R: Correlation table

corr {lares}

R Documentation

Correlation table

Description

This function correlates a whole dataframe, running one hot smart encoding (ohse) to transform non-numerical features. Note that it will automatically suppress columns with less than 3 non missing values and warn the user.

Usage

corr(
  df,
  method = "pearson",
  use = "pairwise.complete.obs",
  pvalue = FALSE,
  padjust = NULL,
  half = FALSE,
  dec = 6,
  ignore = NULL,
  dummy = TRUE,
  redundant = NULL,
  logs = FALSE,
  limit = 10,
  top = NA,
  ...
)

Arguments

`df`	Dataframe. It doesn't matter if it's got non-numerical columns: they will be filtered.
`method`	Character. Any of: c("pearson", "kendall", "spearman").
`use`	Character. Method for computing covariances in the presence of missing values. Check `stats::cor` for options.
`pvalue`	Boolean. Returns a list, with correlations and statistical significance (p-value) for each value.
`padjust`	Character. NULL to skip or any of `p.adjust.methods` to calculate adjust p-values for multiple comparisons using `p.adjust()`.
`half`	Boolean. Return only half of the matrix? The redundant symmetrical correlations will be `NA`.
`dec`	Integer. Number of decimals to round correlations and p-values.
`ignore`	Vector or character. Which column should be ignored?
`dummy`	Boolean. Should One Hot (Smart) Encoding (`ohse()`) be applied to categorical columns?
`redundant`	Boolean. Should we keep redundant columns? i.e. If the column only has two different values, should we keep both new columns? Is set to `NULL`, only binary variables will dump redundant columns.
`logs`	Boolean. Calculate log(x)+1 for numerical columns?
`limit`	Integer. Limit one hot encoding to the n most frequent values of each column. Set to `NA` to ignore argument.
`top`	Integer. Select top N most relevant variables? Filtered and sorted by mean of each variable's correlations.
`...`	Additional parameters passed to `ohse`, `corr`, and/or `cor.test`.

Value

data.frame. Squared dimensions (N x N) to match every correlation between every df data.frame column/variable.
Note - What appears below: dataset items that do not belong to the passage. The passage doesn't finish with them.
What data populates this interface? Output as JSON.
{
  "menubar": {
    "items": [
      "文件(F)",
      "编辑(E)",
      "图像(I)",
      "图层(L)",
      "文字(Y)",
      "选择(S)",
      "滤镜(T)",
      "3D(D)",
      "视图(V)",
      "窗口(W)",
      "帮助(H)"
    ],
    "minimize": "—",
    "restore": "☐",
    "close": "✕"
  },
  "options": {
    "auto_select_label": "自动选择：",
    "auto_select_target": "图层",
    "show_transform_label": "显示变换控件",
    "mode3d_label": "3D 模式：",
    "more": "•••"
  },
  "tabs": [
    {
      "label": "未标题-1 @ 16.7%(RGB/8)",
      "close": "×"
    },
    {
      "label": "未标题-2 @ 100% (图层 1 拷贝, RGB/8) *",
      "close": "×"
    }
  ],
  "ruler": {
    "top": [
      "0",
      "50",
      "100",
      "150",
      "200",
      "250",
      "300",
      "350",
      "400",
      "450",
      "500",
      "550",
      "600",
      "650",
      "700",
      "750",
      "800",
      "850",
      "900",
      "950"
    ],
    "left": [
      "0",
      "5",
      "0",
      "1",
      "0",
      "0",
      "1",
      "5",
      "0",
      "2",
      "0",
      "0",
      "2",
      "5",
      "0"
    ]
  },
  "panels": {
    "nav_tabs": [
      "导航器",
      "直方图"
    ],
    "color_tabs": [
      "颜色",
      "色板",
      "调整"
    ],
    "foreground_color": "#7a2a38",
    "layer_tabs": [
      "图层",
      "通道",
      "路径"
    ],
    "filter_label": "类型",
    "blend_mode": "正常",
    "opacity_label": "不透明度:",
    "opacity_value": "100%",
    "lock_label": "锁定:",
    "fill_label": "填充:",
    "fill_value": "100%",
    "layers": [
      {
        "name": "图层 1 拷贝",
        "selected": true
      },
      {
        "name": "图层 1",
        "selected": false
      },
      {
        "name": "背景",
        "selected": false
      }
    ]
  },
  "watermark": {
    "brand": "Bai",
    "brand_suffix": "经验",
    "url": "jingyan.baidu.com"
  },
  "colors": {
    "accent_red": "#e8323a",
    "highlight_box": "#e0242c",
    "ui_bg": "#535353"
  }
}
Notice that when using ohse() you may get more dimensions.

Examples

data(dft) # Titanic dataset
df <- dft[, 2:5]

# Correlation matrix (without redundancy)
corr(df, half = TRUE)

# Ignore specific column
corr(df, ignore = "Pclass")

# Calculate p-values as well
corr(df, pvalue = TRUE, limit = 1)

# Test when no more than 2 non-missing values
df$trash <- c(1, rep(NA, nrow(df) - 1))
# and another method...
corr(df, method = "spearman")